The part of the movie that affects me most is actually only tangentially linked to guns. The mother of the 6-year-old boy who shot and killed his classmate in Buell Elementary in Flint, Michigan, was not around to teach him that guns are dangerous, or to monitor him as he got ready for school that day. She left in the wee hours of the morning every day to ride a bus 40 miles as part of the Welfare to Work program, where she would work two low-paying jobs in an affluent Auburn Hills mall, ride the bus home, and arrive late into the night. And still she didn’t make enough money to support her family or pay the rent, which is how they ended up living with her brother, where her son found the weapon he brought to school. That woman’s story is a tragedy to me, at least as much of one as that of these two little first graders — one with a ruined life, and the other with an ended one. Who’s going to address that problem?
I often joke that everything I know I learned from movies, but it’s not entirely untrue. Movies have taught me more empathy and tolerance for lives and situations different from my own more than probably anything else I’ve been exposed to. Movies have taught me compassion. Movies have shown me life outside the lens of my own perspective. I am forever grateful for that, because I believe it makes me a better person overall.
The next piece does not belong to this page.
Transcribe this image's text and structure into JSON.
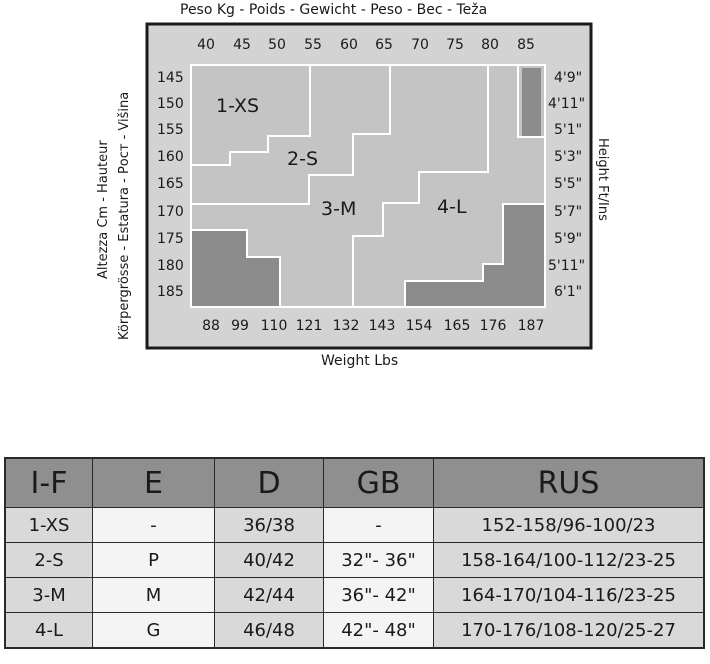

So while I don’t believe people will watch this movie and see the same things I do, I do believe it’s capable of opening their eyes to things that exist outside their personal sphere.
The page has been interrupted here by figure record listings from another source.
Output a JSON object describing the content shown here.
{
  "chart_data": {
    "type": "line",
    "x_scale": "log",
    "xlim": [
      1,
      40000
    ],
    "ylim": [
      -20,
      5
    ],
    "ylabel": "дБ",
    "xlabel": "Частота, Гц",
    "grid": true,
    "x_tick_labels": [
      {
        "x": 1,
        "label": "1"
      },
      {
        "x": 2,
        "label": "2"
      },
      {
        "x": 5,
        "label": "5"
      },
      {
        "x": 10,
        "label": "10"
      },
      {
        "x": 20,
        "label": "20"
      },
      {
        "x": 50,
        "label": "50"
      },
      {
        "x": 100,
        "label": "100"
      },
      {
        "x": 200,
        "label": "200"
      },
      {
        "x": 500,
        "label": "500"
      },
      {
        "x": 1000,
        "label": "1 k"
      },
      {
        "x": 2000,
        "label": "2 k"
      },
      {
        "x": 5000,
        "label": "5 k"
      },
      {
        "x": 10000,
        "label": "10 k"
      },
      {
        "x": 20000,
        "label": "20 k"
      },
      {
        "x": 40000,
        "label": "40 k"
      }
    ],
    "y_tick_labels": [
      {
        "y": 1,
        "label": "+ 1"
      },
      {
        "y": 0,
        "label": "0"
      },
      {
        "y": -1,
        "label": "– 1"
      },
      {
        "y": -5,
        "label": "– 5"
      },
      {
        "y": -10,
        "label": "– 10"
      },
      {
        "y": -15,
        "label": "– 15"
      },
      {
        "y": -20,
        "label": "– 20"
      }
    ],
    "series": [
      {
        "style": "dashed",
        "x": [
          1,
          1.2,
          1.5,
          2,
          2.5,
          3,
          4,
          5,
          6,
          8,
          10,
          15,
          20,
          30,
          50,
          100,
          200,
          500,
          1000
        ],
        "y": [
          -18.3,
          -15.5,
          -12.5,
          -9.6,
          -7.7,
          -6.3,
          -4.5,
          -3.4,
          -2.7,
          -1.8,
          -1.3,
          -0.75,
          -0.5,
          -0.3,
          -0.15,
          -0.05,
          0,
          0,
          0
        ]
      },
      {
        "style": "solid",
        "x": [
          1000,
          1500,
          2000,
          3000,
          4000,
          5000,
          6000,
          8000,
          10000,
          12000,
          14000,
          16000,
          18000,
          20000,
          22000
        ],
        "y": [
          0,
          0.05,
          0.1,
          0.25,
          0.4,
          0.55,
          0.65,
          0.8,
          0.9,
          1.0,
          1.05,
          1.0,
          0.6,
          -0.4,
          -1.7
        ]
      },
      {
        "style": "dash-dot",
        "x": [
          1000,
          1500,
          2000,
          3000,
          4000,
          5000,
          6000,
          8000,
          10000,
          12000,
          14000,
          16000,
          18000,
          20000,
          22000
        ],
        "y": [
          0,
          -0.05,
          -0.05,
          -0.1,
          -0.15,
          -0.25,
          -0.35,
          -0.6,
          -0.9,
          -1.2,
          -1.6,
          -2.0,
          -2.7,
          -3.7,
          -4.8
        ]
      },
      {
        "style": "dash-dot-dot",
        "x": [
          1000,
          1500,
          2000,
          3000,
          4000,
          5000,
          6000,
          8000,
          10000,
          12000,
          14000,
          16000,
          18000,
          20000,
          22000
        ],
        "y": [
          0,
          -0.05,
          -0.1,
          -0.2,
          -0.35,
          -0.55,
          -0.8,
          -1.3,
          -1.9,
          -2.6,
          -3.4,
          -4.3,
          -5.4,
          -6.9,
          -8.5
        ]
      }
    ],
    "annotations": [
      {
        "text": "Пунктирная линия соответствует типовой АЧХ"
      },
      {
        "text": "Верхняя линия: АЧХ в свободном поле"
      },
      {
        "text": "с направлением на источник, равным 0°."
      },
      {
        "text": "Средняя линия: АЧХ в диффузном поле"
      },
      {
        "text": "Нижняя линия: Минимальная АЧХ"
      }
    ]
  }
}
Early on in the film, we see a clip of Chris Rock’s comedy show “Bigger & Blacker” in which Rock jokes about the need for bullet control. About how, if bullets cost $5000 each, there would be no more innocent bystanders, that people would have to get a second job and save up money before they could shoot anyone, and that anyone who did get shot must’ve really had it coming. It’s funny, sure, but it’s also not the worst idea I’ve ever heard.
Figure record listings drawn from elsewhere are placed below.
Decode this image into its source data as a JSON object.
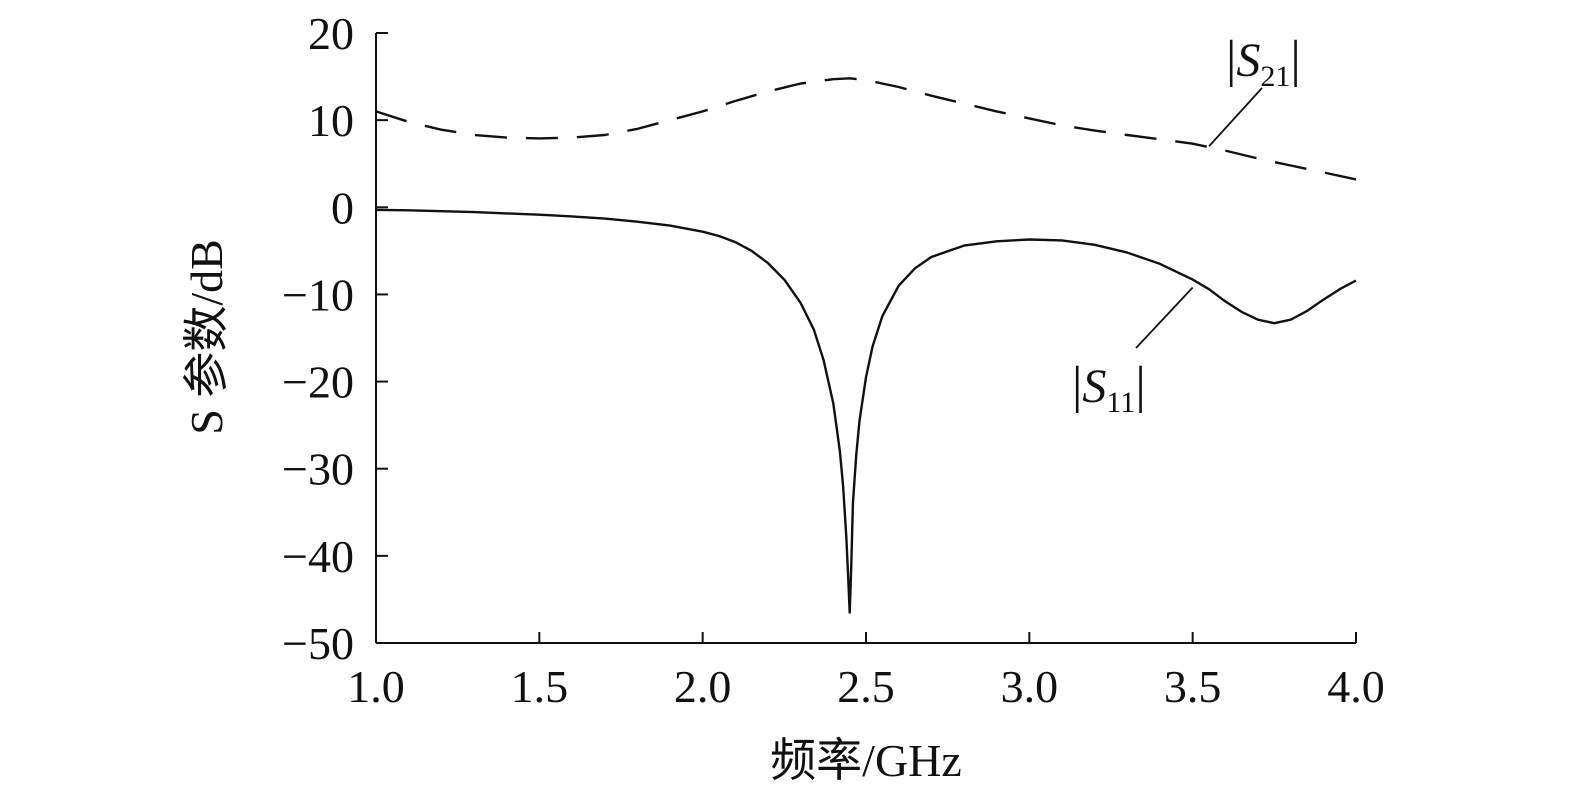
{
  "chart_data": {
    "type": "line",
    "xlabel": "频率/GHz",
    "ylabel": "S 参数/dB",
    "xlim": [
      1.0,
      4.0
    ],
    "ylim": [
      -50,
      20
    ],
    "xticks": [
      1.0,
      1.5,
      2.0,
      2.5,
      3.0,
      3.5,
      4.0
    ],
    "xtick_labels": [
      "1.0",
      "1.5",
      "2.0",
      "2.5",
      "3.0",
      "3.5",
      "4.0"
    ],
    "yticks": [
      20,
      10,
      0,
      -10,
      -20,
      -30,
      -40,
      -50
    ],
    "ytick_labels": [
      "20",
      "10",
      "0",
      "−10",
      "−20",
      "−30",
      "−40",
      "−50"
    ],
    "grid": false,
    "series": [
      {
        "name": "|S21|",
        "name_main": "S",
        "name_sub": "21",
        "style": "dashed",
        "color": "#111111",
        "x": [
          1.0,
          1.1,
          1.2,
          1.3,
          1.4,
          1.5,
          1.6,
          1.7,
          1.8,
          1.9,
          2.0,
          2.1,
          2.2,
          2.3,
          2.4,
          2.45,
          2.5,
          2.6,
          2.7,
          2.8,
          2.9,
          3.0,
          3.1,
          3.2,
          3.3,
          3.4,
          3.5,
          3.6,
          3.7,
          3.8,
          3.9,
          4.0
        ],
        "y": [
          11.0,
          9.8,
          8.9,
          8.3,
          8.0,
          7.9,
          8.0,
          8.3,
          9.0,
          10.0,
          11.0,
          12.2,
          13.3,
          14.2,
          14.7,
          14.8,
          14.6,
          13.8,
          12.8,
          11.9,
          11.0,
          10.2,
          9.4,
          8.8,
          8.3,
          7.8,
          7.3,
          6.5,
          5.6,
          4.8,
          4.0,
          3.2
        ]
      },
      {
        "name": "|S11|",
        "name_main": "S",
        "name_sub": "11",
        "style": "solid",
        "color": "#111111",
        "x": [
          1.0,
          1.1,
          1.2,
          1.3,
          1.4,
          1.5,
          1.6,
          1.7,
          1.8,
          1.9,
          2.0,
          2.05,
          2.1,
          2.15,
          2.2,
          2.25,
          2.3,
          2.34,
          2.37,
          2.4,
          2.42,
          2.43,
          2.44,
          2.445,
          2.45,
          2.455,
          2.46,
          2.47,
          2.48,
          2.5,
          2.52,
          2.55,
          2.6,
          2.65,
          2.7,
          2.8,
          2.9,
          3.0,
          3.1,
          3.2,
          3.3,
          3.4,
          3.5,
          3.55,
          3.6,
          3.65,
          3.7,
          3.75,
          3.8,
          3.85,
          3.9,
          3.95,
          4.0
        ],
        "y": [
          -0.3,
          -0.35,
          -0.45,
          -0.55,
          -0.7,
          -0.85,
          -1.05,
          -1.3,
          -1.65,
          -2.1,
          -2.8,
          -3.3,
          -4.0,
          -5.0,
          -6.4,
          -8.3,
          -11.0,
          -14.0,
          -17.5,
          -22.5,
          -28.0,
          -32.0,
          -38.0,
          -42.0,
          -46.5,
          -41.0,
          -34.0,
          -28.5,
          -24.5,
          -19.5,
          -16.0,
          -12.5,
          -9.0,
          -7.0,
          -5.7,
          -4.4,
          -3.9,
          -3.7,
          -3.8,
          -4.3,
          -5.2,
          -6.5,
          -8.3,
          -9.4,
          -10.8,
          -12.0,
          -12.9,
          -13.3,
          -12.9,
          -11.9,
          -10.6,
          -9.4,
          -8.4
        ]
      }
    ],
    "annotations": [
      {
        "series": "|S21|",
        "label_position": "top-right"
      },
      {
        "series": "|S11|",
        "label_position": "lower-right"
      }
    ]
  }
}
When I first saw Bowling for Columbine, I remember finding the trip to Kmart pretty unfair. You bring cameras into a corporation’s headquarters and ask to speak to someone who can do something about the 9mm handgun ammunition sold in Kmart stores, you’re putting the company in a difficult spot, for one, and, for another, the decision by Kmart (the next day, when the entire local media was present) to phase out ammunition sales felt like a hollow victory. What would it change in the giant scope of things, really? However, tonight I looked at it differently. I felt such pity and compassion for these boys who had been wronged, not by Kmart directly but who still had Kmart bullets lodged in their bodies, and I realized that sometimes — especially when dealing with a monolithic corporation with dozens of levels of underlings trained to shuffle you off to the side with a promise to “note your feedback” or to recite the company policy while having neither the position nor the authority to help you at all — you have to go to the top. And you have to be persistent. And if all else fails, sometimes you have to draw public attention to your plight. Because some companies only speak in dollars, and nothing can impact dollars quite like a public relations problem. And I also felt that, even though it’s just one chain of stores, small steps make a difference. Maybe by making guns and ammunition just a little bit harder to get, fewer people will shoot other people. It makes sense to me.